Une cinquantaine de salariés, dont 70 % bénéficient de contrats aidés
À Emmaüs 43, avec sa structure Emmaüs Environnement (une société anonyme coopérative spécialisée depuis quatre ans dans le secteur d'activité du traitement et élimination des déchets non dangereux), on emploie une cinquantaine de salariés, dont 70 % bénéficient de contrats aidés. Pour distinctement mesurer les effectifs mis en oeuvre, il faut ajouter les bénévoles, qui sont environ 130 en Haute-Loire.
En bénéficiant de 67 tonnes d'apport volontaire de textiles (les personnes se déplacent physiquement au dépôt de Taulhac) au cours des six premiers mois de l'année 2017, ainsi que de 109 Tonnes récoltées dans les containers mis à disposition sur la même période, la structure a besoin de nombreuses petites mains pour faire le tri dans ces montagnes d'habits. 

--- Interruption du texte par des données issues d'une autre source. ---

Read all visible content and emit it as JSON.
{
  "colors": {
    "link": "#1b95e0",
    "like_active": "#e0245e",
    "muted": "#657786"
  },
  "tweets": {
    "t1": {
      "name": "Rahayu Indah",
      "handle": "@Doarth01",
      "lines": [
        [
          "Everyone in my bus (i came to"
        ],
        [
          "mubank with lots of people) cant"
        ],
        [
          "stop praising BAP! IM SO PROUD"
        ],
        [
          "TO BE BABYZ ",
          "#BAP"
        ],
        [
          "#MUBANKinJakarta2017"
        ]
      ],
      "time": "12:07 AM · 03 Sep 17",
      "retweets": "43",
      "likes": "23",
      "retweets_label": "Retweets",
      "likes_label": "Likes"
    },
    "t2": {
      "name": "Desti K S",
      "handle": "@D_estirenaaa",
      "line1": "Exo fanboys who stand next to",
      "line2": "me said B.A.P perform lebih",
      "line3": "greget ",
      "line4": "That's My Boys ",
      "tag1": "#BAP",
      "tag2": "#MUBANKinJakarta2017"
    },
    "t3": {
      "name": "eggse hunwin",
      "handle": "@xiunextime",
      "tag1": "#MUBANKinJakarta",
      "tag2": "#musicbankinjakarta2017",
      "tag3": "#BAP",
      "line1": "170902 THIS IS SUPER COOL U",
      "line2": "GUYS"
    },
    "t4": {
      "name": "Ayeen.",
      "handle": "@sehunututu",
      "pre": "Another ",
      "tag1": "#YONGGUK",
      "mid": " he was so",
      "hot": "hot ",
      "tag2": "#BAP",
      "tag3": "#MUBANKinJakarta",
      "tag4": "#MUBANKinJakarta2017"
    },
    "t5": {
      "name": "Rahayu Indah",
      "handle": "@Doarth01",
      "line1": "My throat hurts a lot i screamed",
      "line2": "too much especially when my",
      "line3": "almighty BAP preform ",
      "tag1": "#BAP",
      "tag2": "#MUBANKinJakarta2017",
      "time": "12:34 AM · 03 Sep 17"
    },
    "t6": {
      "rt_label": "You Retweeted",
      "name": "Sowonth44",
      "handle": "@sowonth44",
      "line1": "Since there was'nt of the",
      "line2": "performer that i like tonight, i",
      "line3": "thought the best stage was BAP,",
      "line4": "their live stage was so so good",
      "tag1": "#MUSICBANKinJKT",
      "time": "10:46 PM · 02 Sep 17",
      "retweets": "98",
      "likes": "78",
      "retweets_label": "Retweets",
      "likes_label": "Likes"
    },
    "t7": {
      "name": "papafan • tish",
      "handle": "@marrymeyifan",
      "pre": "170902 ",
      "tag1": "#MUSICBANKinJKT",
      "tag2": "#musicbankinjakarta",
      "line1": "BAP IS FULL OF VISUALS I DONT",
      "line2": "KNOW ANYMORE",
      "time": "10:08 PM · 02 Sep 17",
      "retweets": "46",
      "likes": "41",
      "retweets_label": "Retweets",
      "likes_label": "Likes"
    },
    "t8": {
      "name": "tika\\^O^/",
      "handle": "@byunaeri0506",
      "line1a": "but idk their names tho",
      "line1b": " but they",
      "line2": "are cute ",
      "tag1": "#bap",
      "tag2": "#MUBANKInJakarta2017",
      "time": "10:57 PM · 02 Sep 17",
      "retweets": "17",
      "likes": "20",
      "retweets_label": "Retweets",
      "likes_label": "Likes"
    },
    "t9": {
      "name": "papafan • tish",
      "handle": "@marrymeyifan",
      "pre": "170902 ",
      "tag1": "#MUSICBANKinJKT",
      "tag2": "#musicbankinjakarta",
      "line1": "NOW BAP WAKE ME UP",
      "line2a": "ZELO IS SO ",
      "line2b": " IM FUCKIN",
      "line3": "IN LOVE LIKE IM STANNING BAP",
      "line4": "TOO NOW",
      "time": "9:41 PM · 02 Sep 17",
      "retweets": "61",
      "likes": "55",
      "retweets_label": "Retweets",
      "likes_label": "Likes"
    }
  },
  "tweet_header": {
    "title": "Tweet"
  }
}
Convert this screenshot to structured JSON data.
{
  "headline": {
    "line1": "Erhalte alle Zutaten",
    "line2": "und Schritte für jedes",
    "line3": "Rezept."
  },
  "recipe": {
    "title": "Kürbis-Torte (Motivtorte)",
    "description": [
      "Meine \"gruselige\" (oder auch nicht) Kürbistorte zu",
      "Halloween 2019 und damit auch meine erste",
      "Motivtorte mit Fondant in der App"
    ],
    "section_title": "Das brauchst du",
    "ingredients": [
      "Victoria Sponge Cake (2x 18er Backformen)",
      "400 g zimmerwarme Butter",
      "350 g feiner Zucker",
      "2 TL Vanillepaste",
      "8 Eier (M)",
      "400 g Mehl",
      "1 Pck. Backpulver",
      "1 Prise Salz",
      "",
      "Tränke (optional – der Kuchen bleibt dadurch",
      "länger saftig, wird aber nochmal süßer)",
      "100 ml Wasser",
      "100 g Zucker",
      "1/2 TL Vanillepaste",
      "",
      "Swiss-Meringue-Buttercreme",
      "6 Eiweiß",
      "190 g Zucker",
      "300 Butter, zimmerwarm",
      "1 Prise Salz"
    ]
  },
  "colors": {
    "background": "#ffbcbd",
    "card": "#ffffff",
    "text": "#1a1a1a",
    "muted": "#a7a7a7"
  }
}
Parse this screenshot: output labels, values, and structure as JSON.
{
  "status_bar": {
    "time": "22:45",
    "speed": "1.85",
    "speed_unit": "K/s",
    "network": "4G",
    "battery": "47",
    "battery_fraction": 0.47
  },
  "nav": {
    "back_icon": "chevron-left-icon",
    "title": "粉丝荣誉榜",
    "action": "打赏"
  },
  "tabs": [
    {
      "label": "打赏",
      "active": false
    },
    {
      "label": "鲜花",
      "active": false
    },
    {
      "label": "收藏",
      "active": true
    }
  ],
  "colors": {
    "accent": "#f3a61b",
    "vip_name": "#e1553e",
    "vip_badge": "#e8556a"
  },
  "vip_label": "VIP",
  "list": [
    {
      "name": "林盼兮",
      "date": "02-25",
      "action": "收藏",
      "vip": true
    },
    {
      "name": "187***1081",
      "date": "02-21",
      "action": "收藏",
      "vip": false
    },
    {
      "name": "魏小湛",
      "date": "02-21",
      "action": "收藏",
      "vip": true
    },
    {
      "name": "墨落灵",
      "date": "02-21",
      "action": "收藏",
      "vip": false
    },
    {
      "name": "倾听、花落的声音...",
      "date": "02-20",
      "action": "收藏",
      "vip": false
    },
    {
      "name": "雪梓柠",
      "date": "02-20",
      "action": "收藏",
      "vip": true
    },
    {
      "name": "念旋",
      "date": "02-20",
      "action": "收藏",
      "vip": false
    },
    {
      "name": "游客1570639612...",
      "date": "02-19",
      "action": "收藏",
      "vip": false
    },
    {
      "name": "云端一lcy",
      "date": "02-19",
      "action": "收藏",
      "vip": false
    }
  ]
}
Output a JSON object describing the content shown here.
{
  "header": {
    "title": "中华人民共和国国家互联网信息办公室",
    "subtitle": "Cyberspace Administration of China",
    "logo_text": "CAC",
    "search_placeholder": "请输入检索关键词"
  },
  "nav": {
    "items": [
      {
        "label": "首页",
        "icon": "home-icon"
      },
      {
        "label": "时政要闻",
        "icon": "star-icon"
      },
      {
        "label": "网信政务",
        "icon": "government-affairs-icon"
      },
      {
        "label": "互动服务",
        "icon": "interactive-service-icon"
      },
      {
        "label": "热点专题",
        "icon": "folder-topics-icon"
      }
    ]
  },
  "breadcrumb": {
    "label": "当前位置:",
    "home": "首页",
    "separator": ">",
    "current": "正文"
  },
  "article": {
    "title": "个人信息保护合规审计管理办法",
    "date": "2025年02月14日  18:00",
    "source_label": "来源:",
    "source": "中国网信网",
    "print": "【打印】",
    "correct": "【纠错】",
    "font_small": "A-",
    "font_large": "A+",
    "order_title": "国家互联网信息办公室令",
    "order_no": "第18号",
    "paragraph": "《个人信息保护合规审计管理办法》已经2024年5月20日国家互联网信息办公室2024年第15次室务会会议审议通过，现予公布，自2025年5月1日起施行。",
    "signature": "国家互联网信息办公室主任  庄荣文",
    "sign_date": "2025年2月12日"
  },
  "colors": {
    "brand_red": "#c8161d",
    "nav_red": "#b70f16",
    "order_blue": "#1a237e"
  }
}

Certains échecs mais "Emmaüs fait très très bien le job"
La députée de Haute-Loire Isabelle Valentin était en visite dans la structure d'Emmaüs 43 ce lundi après-midi. Elle déplore "une mesure trop brutale, à tout juste un mois de la rentrée", constatant "les difficultés que ça a engendré dans les collectivités locales et les associations".
Elle estime que dans beaucoup de domaine, la formation n'est pas adaptée et que l'objectif de tremplin pour l'emploi est loin d'être rempli : "par exemple dans les petites écoles, on voit des femmes qui y mettent tout leur coeur et qui font du très très bon travail mais au bout de deux ans, les contrats ne sont pas reconduits car l'école n'a pas moyen de les embaucher... On les fait rêver mais ce n'est pas une solution. Il faut repenser au niveau national les contrats aidés et ce n'est pas aux Départements d'en assumer la responsabilité, c'est bien à l'échelle nationale que la solidarité doit s'opérer".
Au contraire ici, à Emmaüs 43, on constate que les contrats aidés peuvent fonctionner non ?


Fin des contrats aidés : explosion des allocataires du RSA ?

Début 1997, on dénombrait près de 900 000 emplois aidés, un chiffre record, qui correspond à une période de fort chômage. Par la suite, leur nombre a chuté autour de 300 000 lors du quinquennat de Nicolas Sarkozy, avant d’augmenter à nouveau sous François Hollande.
Souvent décriés pour leur coût, les contrats aidés sont appréciés des gouvernements successifs car ils permettent de faire baisser rapidement les chiffres du chômage. Les mesures proposées par le gouvernement actuel pourrait avoir un effet immédiat sur le nombre d'allocataires du RSA, que le conseil Départemental a de plus en plus de mal à financer.